There would seem to be some inconsistency between Geshem/Goshem and 
Tal/Tol, and even the two editions of the Rinat Yisrael that I looked at 
differed from each other.

What, if anything, does this prove as to which is the correct rendition 
of the text, if indeed either is more correct than the other?

Immanuel Burton.


From: Mois Navon <mois.navon@...>
Date: Wed, Aug 10,2011 at 09:01 AM
Subject: The Three Oaths of Jewish History

Dear Friends, 

Fate and Destiny, Exile and Redemption - these are the themes we experience
in this time between Shabbat Hazon and Shabbat Nachamu. In consonance, I
offer a new essay analyzing the exile and return of the Jewish people from
the perspective of three esoteric "oaths" through which, I propose, God
directs history. It is my contention that there is an element of fate to
history that, when understood, allows man to truly apply his free will and
create his own destiny. 

Join me on a trip through modern history in an attempt to resolve this
The Three Oaths of Jewish History



From: Carl Singer <carl.singer@...>
Date: Mon, Aug 15,2011 at 04:01 PM
Subject: Tzedukah

For many of us tzedukah involves choices.   And it's the time of year when
Tzedukah requests start flowing in.

Halachically, we can iron out the "how much" -- the question then becomes
"to whom" -- both from a halachic and a social point of view.

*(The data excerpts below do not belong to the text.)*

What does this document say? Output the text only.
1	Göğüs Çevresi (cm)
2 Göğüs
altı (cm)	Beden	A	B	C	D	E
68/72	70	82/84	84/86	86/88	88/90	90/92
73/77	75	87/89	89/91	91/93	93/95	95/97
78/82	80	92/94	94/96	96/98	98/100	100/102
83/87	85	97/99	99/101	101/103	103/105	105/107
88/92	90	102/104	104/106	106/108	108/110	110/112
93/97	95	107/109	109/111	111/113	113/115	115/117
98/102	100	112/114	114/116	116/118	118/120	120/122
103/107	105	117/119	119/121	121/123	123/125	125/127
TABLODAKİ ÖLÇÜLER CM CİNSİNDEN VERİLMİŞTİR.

For example, do I write a check to a bona fide yeshiva, or do I donate to
someone coming to my door with a laminated, certificate from an unknown
source, etc.  (Don't suggest, both -- in essence with a fixed tzedukah
budget or maximum, giving more to one means less for the other.)

Please evaluate these scenarios.  In all cases these are people from a
different community being driven here as a group by a driver who apparently
has a list of frum homes - and we're told he gets a percentage / commission.

1.  A  strong young man comes to the door -- says he's out of work -- may we
offer him money to mow our lawn.

2. A woman comes to our door and says she needs to feed her children -- we
give her a bag filled with groceries.

3. Another young man comes to the door wreaking of cigarette smoke and says
that he needs funds to feed his family -- we tell him to give up smoking and then
come back.

4. Professional mailings from organizations that we've never heard of.
Usually, full color, with haunting pictures, etc.

5. Telephone calls from solicitors -- "May we put you down for $100?" -- Is
it OK to say that we do nothing over the telephone, please send us
literature -- And then is it OK  to then tear up the request if it comes in
"Per our telephone call thank you for your generous pledge of $100."

6.  Multiple requests from the same organization - We gave at Pesach and
then Shavout and soon Rosh Hashanah.